Vinte e seis anos separam esses dois eventos.

Todos temos uma simpatia intrínseca pelo que é vivo. Erich Fromm chamou isso de biofilia. Então por que crianças queimam formigas com lupas e arrancam pernas de aranhas? O elenco de sensações das crianças é ainda um tanto tosco. Para elas é fácil confundir surpresa com medo ou nojo. Algumas, aliás, não evoluirão nunca. O idoso com aversão generalizada ao que é novo é filho da criança que mistura surpresa com medo. Ambos são casos difíceis para trazer para uma relação mais positiva com o ambiente, mas os dois eventos, separados por décadas, ilustram que a mudança é possível e real, ainda que demorada.

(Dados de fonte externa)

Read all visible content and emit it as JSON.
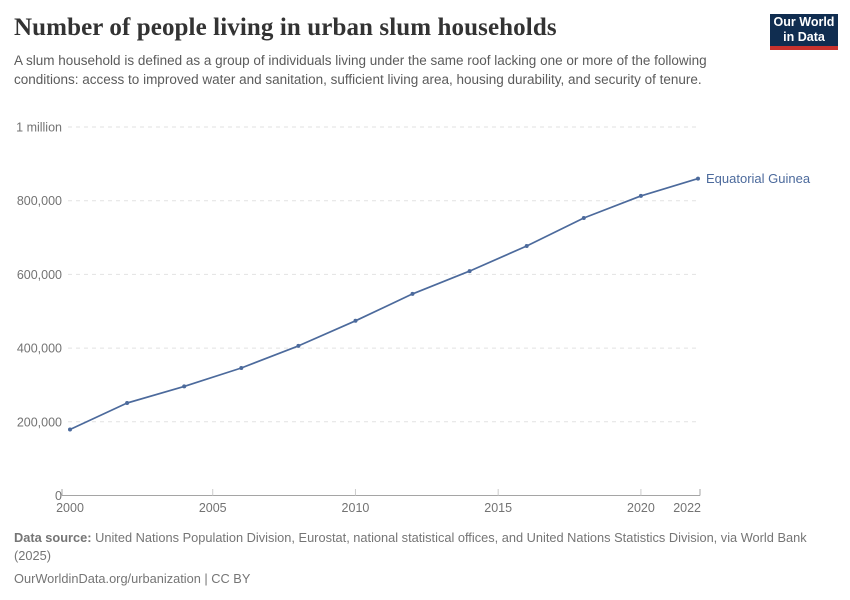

E mais do que isso, a mudança depende de amadurecimento próprio. Misturar surpresa com medo me faz lembrar de um estudo que mostrava que alguns obesos confundem sede com fome e desandam a comer quando deveriam estar bebendo água. A confusão termina complicando a própria pessoa. Confundir surpresa com medo não é só um problema para o bicho que vai ser morto, mas para a pessoa que não age em sintonia com o seu entorno.

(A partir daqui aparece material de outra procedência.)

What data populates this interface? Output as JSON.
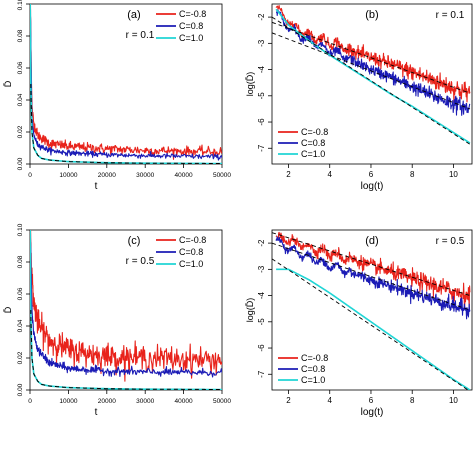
{
  "chart_data": [
    {
      "id": "a",
      "type": "line",
      "panel_label": "(a)",
      "annotation": "r = 0.1",
      "xlabel": "t",
      "ylabel": "D̄",
      "scale": "linear",
      "xlim": [
        0,
        50000
      ],
      "ylim": [
        0,
        0.1
      ],
      "x_ticks": [
        0,
        10000,
        20000,
        30000,
        40000,
        50000
      ],
      "x_tick_labels": [
        "0",
        "10000",
        "20000",
        "30000",
        "40000",
        "50000"
      ],
      "y_ticks": [
        0.0,
        0.02,
        0.04,
        0.06,
        0.08,
        0.1
      ],
      "y_tick_labels": [
        "0.00",
        "0.02",
        "0.04",
        "0.06",
        "0.08",
        "0.10"
      ],
      "legend_position": "top-right",
      "series": [
        {
          "name": "C=-0.8",
          "color": "#e8231b",
          "noise": 0.0015,
          "x": [
            100,
            500,
            1000,
            2000,
            5000,
            10000,
            20000,
            30000,
            40000,
            50000
          ],
          "y": [
            0.1,
            0.036,
            0.025,
            0.018,
            0.013,
            0.011,
            0.0095,
            0.0085,
            0.008,
            0.0075
          ]
        },
        {
          "name": "C=0.8",
          "color": "#1b1bb5",
          "noise": 0.0008,
          "x": [
            100,
            500,
            1000,
            2000,
            5000,
            10000,
            20000,
            30000,
            40000,
            50000
          ],
          "y": [
            0.1,
            0.028,
            0.018,
            0.012,
            0.0085,
            0.007,
            0.0058,
            0.0052,
            0.0048,
            0.0045
          ]
        },
        {
          "name": "C=1.0",
          "color": "#20d5d5",
          "noise": 0,
          "x": [
            50,
            200,
            500,
            1000,
            2000,
            3000,
            5000,
            10000,
            20000,
            30000,
            50000
          ],
          "y": [
            0.1,
            0.05,
            0.02,
            0.01,
            0.0055,
            0.0035,
            0.0025,
            0.0015,
            0.0008,
            0.0005,
            0.0003
          ]
        }
      ],
      "fit_lines": []
    },
    {
      "id": "b",
      "type": "line",
      "panel_label": "(b)",
      "annotation": "r = 0.1",
      "xlabel": "log(t)",
      "ylabel": "log(D̄)",
      "scale": "log-log",
      "xlim": [
        1.2,
        10.9
      ],
      "ylim": [
        -7.6,
        -1.5
      ],
      "x_ticks": [
        2,
        4,
        6,
        8,
        10
      ],
      "x_tick_labels": [
        "2",
        "4",
        "6",
        "8",
        "10"
      ],
      "y_ticks": [
        -7,
        -6,
        -5,
        -4,
        -3,
        -2
      ],
      "y_tick_labels": [
        "-7",
        "-6",
        "-5",
        "-4",
        "-3",
        "-2"
      ],
      "legend_position": "bottom-left",
      "series": [
        {
          "name": "C=-0.8",
          "color": "#e8231b",
          "noise": 0.1,
          "x": [
            1.4,
            2.0,
            3.0,
            4.0,
            5.0,
            6.0,
            7.0,
            8.0,
            9.0,
            10.0,
            10.8
          ],
          "y": [
            -1.6,
            -2.2,
            -2.7,
            -2.95,
            -3.25,
            -3.55,
            -3.8,
            -4.1,
            -4.4,
            -4.7,
            -4.9
          ]
        },
        {
          "name": "C=0.8",
          "color": "#1b1bb5",
          "noise": 0.08,
          "x": [
            1.4,
            2.0,
            3.0,
            4.0,
            5.0,
            6.0,
            7.0,
            8.0,
            9.0,
            10.0,
            10.8
          ],
          "y": [
            -1.8,
            -2.4,
            -2.9,
            -3.3,
            -3.6,
            -4.0,
            -4.3,
            -4.65,
            -5.0,
            -5.3,
            -5.5
          ]
        },
        {
          "name": "C=1.0",
          "color": "#20d5d5",
          "noise": 0,
          "x": [
            1.4,
            2.0,
            3.0,
            4.0,
            5.0,
            6.0,
            7.0,
            8.0,
            9.0,
            10.0,
            10.8
          ],
          "y": [
            -1.7,
            -2.3,
            -2.9,
            -3.45,
            -3.95,
            -4.45,
            -4.95,
            -5.4,
            -5.9,
            -6.4,
            -6.8
          ]
        }
      ],
      "fit_lines": [
        {
          "x": [
            1.2,
            10.8
          ],
          "y": [
            -2.2,
            -4.9
          ]
        },
        {
          "x": [
            1.2,
            10.8
          ],
          "y": [
            -2.6,
            -5.5
          ]
        },
        {
          "x": [
            1.2,
            10.8
          ],
          "y": [
            -2.0,
            -6.85
          ]
        }
      ]
    },
    {
      "id": "c",
      "type": "line",
      "panel_label": "(c)",
      "annotation": "r = 0.5",
      "xlabel": "t",
      "ylabel": "D̄",
      "scale": "linear",
      "xlim": [
        0,
        50000
      ],
      "ylim": [
        0,
        0.1
      ],
      "x_ticks": [
        0,
        10000,
        20000,
        30000,
        40000,
        50000
      ],
      "x_tick_labels": [
        "0",
        "10000",
        "20000",
        "30000",
        "40000",
        "50000"
      ],
      "y_ticks": [
        0.0,
        0.02,
        0.04,
        0.06,
        0.08,
        0.1
      ],
      "y_tick_labels": [
        "0.00",
        "0.02",
        "0.04",
        "0.06",
        "0.08",
        "0.10"
      ],
      "legend_position": "top-right",
      "series": [
        {
          "name": "C=-0.8",
          "color": "#e8231b",
          "noise": 0.004,
          "x": [
            100,
            500,
            1000,
            2000,
            5000,
            10000,
            20000,
            30000,
            40000,
            50000
          ],
          "y": [
            0.1,
            0.07,
            0.055,
            0.042,
            0.031,
            0.025,
            0.021,
            0.02,
            0.0192,
            0.0188
          ]
        },
        {
          "name": "C=0.8",
          "color": "#1b1bb5",
          "noise": 0.0012,
          "x": [
            100,
            500,
            1000,
            2000,
            5000,
            10000,
            20000,
            30000,
            40000,
            50000
          ],
          "y": [
            0.1,
            0.05,
            0.035,
            0.025,
            0.017,
            0.0135,
            0.0118,
            0.0112,
            0.011,
            0.0108
          ]
        },
        {
          "name": "C=1.0",
          "color": "#20d5d5",
          "noise": 0,
          "x": [
            50,
            200,
            500,
            1000,
            2000,
            3000,
            5000,
            10000,
            20000,
            30000,
            50000
          ],
          "y": [
            0.1,
            0.05,
            0.02,
            0.01,
            0.0055,
            0.0035,
            0.0025,
            0.0015,
            0.0008,
            0.0005,
            0.0003
          ]
        }
      ],
      "fit_lines": []
    },
    {
      "id": "d",
      "type": "line",
      "panel_label": "(d)",
      "annotation": "r = 0.5",
      "xlabel": "log(t)",
      "ylabel": "log(D̄)",
      "scale": "log-log",
      "xlim": [
        1.2,
        10.9
      ],
      "ylim": [
        -7.6,
        -1.5
      ],
      "x_ticks": [
        2,
        4,
        6,
        8,
        10
      ],
      "x_tick_labels": [
        "2",
        "4",
        "6",
        "8",
        "10"
      ],
      "y_ticks": [
        -7,
        -6,
        -5,
        -4,
        -3,
        -2
      ],
      "y_tick_labels": [
        "-7",
        "-6",
        "-5",
        "-4",
        "-3",
        "-2"
      ],
      "legend_position": "bottom-left",
      "series": [
        {
          "name": "C=-0.8",
          "color": "#e8231b",
          "noise": 0.1,
          "x": [
            1.4,
            2.0,
            3.0,
            4.0,
            5.0,
            6.0,
            7.0,
            8.0,
            9.0,
            10.0,
            10.8
          ],
          "y": [
            -1.8,
            -1.9,
            -2.15,
            -2.4,
            -2.6,
            -2.85,
            -3.1,
            -3.35,
            -3.6,
            -3.85,
            -4.0
          ]
        },
        {
          "name": "C=0.8",
          "color": "#1b1bb5",
          "noise": 0.08,
          "x": [
            1.4,
            2.0,
            3.0,
            4.0,
            5.0,
            6.0,
            7.0,
            8.0,
            9.0,
            10.0,
            10.8
          ],
          "y": [
            -1.9,
            -2.2,
            -2.55,
            -2.85,
            -3.1,
            -3.4,
            -3.65,
            -3.9,
            -4.15,
            -4.4,
            -4.55
          ]
        },
        {
          "name": "C=1.0",
          "color": "#20d5d5",
          "noise": 0,
          "x": [
            1.4,
            2.0,
            3.0,
            4.0,
            5.0,
            6.0,
            7.0,
            8.0,
            9.0,
            10.0,
            10.8
          ],
          "y": [
            -3.0,
            -3.0,
            -3.4,
            -3.9,
            -4.45,
            -5.0,
            -5.55,
            -6.1,
            -6.65,
            -7.2,
            -7.6
          ]
        }
      ],
      "fit_lines": [
        {
          "x": [
            1.2,
            10.8
          ],
          "y": [
            -1.6,
            -4.0
          ]
        },
        {
          "x": [
            1.2,
            10.8
          ],
          "y": [
            -2.0,
            -4.55
          ]
        },
        {
          "x": [
            1.2,
            10.8
          ],
          "y": [
            -2.6,
            -7.65
          ]
        }
      ]
    }
  ]
}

Nesta semana, a neurocientista Suzanna Herculano-Houzel disse que parou de chinelar baratas quando aprendeu quão maravilhosa é sua anatomia interna. Meu viés sendo um pouco diferente, não consigo ver baratas como nada além de cópias biológicas – baratas– de uma espécie sem função ecológica, e por isso as chinelo não somente sem dó, mas também até com um certo senso de dever cumprido de macho caçador da casa.

Quando faço isso, estou pensando nos micróbios trazidos pelas patinhas delas? Claro que não! Estou dando vazão ao susto de ver uma coisa grande se mexendo perto de mim sem aviso. É um atavismo dos mais básicos. Meus gens programados para repelir parasitas potenciais me fazem agir antes de qualquer pensamento razoável. Quero crer que seria diferente se, como ela, eu estivesse em algum lugar com animais mais interessantes, como aranhas ou besouros variados ao redor.

Já temos algo para comemorar em 2012. Neste ano, um cidadão, tomado ao acaso, demonstrou mais sensibilidade com um animal que alguns estudantes de engenharia florestal de três décadas atrás. Não é pouco.